Further calculations for a series of analogous compounds showed that the dimethyl amino moiety plays a crucial role avoiding the aromatization process to occur. When this group was changed for a nitro group, theoretical calculations yielded a decrease in the barrier high, enough for the reaction to proceed. Electronically, the bonding electron corridor is interrupted due to a pull-pull effect that was assessed through the delocalization energies.
The identity of the compounds under study was assessed through 1H, 13C-NMR and 2D NMR experiments HMBC, HMQC so we had to dive head long into experimental techniques to back our calculations.
As part of an ongoing collaboration with the University of Arizona (UA) and the Center for Advanced Research and Studies (CINVESTAV – Saltillo), we are looking into the use of calix[n]arenes for bio-remediation agents capable to extract Arsenic (V) and (III) species from water.

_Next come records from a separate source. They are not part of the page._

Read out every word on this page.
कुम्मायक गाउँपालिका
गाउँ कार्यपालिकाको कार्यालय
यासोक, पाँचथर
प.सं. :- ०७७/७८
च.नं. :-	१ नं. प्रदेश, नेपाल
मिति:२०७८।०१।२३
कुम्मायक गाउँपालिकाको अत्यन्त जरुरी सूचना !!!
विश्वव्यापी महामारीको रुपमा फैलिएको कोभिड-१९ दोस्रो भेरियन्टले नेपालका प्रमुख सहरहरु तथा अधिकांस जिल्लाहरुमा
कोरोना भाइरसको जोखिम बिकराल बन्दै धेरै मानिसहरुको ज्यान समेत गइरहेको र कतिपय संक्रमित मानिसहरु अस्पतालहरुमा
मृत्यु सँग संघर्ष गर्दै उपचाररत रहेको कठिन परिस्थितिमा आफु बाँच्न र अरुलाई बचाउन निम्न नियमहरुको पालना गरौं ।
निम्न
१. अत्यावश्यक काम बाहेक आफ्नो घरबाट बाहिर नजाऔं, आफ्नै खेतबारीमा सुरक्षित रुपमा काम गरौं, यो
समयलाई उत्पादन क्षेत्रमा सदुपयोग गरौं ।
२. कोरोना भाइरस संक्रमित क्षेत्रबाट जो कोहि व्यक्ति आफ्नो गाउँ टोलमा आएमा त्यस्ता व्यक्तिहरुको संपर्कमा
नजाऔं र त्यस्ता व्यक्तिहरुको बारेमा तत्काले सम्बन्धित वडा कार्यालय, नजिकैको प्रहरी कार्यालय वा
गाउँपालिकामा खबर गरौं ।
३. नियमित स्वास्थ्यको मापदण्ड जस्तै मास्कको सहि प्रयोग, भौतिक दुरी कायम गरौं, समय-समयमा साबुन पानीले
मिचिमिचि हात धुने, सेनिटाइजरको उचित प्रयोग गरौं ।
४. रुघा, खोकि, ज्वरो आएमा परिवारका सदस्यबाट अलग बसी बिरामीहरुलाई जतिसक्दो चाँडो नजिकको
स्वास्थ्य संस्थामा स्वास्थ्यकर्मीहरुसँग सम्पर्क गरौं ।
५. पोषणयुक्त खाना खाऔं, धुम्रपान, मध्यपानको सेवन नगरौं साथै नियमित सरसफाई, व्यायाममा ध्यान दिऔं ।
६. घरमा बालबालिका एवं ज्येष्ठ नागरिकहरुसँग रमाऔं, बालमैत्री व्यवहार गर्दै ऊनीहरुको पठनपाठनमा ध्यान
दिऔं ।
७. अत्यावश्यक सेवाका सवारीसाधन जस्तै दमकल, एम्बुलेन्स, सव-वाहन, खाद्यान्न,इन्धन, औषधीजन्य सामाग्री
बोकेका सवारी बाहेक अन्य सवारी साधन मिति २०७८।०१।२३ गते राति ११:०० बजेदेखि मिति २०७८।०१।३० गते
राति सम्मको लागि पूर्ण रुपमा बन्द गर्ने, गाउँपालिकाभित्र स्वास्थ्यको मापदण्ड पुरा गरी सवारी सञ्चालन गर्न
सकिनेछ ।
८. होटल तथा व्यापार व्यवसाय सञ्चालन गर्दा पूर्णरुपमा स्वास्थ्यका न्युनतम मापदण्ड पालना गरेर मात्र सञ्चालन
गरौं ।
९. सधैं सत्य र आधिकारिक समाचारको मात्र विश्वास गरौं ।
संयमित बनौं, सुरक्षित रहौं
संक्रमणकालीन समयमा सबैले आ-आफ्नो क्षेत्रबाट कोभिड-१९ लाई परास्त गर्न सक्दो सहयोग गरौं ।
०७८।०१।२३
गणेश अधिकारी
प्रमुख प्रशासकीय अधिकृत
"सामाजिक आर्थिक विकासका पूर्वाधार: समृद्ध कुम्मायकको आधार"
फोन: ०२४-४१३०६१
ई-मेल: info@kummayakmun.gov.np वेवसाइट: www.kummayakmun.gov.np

Water contamination by arsenic is a pressing issue in northern Mexico and the southern US, therefore any efforts aiming to their elimination has strong social and health repercussions.
As in previous studies, all calixarenes were optimized along with their corresponding guests within the cavity, namely H3AsO4, H2AsO4– and HAsO42- at the DFT level with the so-called Minnesota functionals by Truhlar and Cao, M06-2X/6-31G(d,p) level of theory. Interaction energies were calculated through the NBODel procedure. Calixarenes with R = SO3H and PO3H are the most promising leads. This study is now publishes in the Journal of Inclusion Phenomena and Macrocyclic Chemistry (DOI 10.1007/s10847-016-0617-0) as an online first article.

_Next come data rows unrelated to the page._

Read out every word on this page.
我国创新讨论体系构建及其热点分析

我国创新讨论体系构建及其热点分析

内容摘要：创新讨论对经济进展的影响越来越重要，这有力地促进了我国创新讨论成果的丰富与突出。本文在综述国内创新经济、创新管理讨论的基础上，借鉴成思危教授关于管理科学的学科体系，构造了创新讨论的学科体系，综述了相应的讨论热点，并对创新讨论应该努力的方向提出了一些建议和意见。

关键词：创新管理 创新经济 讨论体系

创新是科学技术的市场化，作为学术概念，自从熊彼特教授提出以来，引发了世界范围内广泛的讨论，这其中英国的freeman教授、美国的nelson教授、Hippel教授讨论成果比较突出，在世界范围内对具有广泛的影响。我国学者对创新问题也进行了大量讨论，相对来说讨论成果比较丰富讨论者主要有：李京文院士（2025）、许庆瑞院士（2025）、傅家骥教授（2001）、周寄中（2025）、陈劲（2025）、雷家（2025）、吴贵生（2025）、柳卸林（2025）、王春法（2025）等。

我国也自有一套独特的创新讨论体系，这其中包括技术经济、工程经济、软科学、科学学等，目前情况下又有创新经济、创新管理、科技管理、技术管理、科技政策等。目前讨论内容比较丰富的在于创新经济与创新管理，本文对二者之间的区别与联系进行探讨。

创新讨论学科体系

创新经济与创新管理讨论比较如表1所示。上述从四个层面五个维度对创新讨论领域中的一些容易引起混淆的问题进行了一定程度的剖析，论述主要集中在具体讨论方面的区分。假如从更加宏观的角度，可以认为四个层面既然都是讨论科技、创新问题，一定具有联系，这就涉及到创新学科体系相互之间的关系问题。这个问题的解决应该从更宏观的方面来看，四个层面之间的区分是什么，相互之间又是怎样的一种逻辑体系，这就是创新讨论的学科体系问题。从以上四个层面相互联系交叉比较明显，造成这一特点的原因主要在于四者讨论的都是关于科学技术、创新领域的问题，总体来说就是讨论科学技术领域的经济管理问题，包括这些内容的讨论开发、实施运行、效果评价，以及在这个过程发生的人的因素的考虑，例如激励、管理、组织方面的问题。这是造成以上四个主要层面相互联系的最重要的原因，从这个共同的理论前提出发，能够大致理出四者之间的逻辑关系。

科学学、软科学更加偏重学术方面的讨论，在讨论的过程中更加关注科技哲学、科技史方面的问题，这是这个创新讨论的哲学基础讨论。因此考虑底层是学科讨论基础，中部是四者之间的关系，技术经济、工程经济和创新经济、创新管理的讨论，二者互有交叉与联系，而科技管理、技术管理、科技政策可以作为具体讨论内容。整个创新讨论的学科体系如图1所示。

This article is also the first to be published by our undergraduate (and almost grad student in a month) Gustavo Mondragón who took this project on a side to his own research on photosynthesis.
Now my colleagues in Arizona and Saltillo, Prof. Reyes Sierra and Dr. Eddie López, respectively, will work on the experimental side of the project. Further calculations are being undertaken to extend this study to As(III) and to the use of other potential extracting materials such as metallic nanoparticles to which calixarenes could be covalently linked.